Oak aromas in wines4 March 2020
Oak aromas in wines – The series of oak aromas in wines highlights the odorous molecules that oak gives to wines during ageing.
There are three types of aromas in wines: primary, secondary and tertiary. The primary aromas are directly linked to the grape variety and therefore naturally present in the grapes at harvest. These are aromas of fruity, floral, vegetable or spicy types depending on the grape variety. The secondary aromas are linked to the fermentation of wines with aromatic milky, fermentative and amyl notes. Finally, the tertiary aromas are linked to the aging and the evolution of the wines with notes of dried fruit, confectionery, spices and empyreumatics.
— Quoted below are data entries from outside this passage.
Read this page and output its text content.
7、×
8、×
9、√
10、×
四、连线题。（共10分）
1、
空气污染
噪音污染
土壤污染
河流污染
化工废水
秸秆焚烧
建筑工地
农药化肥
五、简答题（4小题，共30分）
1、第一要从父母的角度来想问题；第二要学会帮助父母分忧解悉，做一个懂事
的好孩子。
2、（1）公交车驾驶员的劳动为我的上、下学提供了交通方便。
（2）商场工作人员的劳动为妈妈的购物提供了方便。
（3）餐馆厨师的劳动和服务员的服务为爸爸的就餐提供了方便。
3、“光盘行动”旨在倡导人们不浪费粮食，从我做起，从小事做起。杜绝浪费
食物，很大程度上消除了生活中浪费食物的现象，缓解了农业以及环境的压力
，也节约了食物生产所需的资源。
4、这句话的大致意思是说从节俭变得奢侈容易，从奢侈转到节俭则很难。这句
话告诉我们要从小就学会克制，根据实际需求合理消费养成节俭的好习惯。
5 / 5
After having been a practical container for several hundred years, the barrel has become an essential ally in the production of wine. The main wook essence used is oak, mainly French, but also European and American.
The oak ageing is used in oenology to enhance the wines. Indeed, the aromatic (tertiary aromas) and structuring molecules will bring complexity to the sensory profile of the wine and microoxygenation will stabilize this rich mixture of molecules.
All the technicality of ageing lies in bringing complexity to the wine while respecting the aromatic identity of the grape variety. The aromatic contribution must be subtle and reinforces the identity of the wine. This is all the work that the winemaker and the cooper make when they agree on the choice of barrel.
During this series the aromas linked to aging in oak barrels and the molecule(s) linked to these smells will be addressed: the aromatic notes of vanilla, coconut, pepper, clove, cinnamon, toast, toasted almonds, coffee and smoke.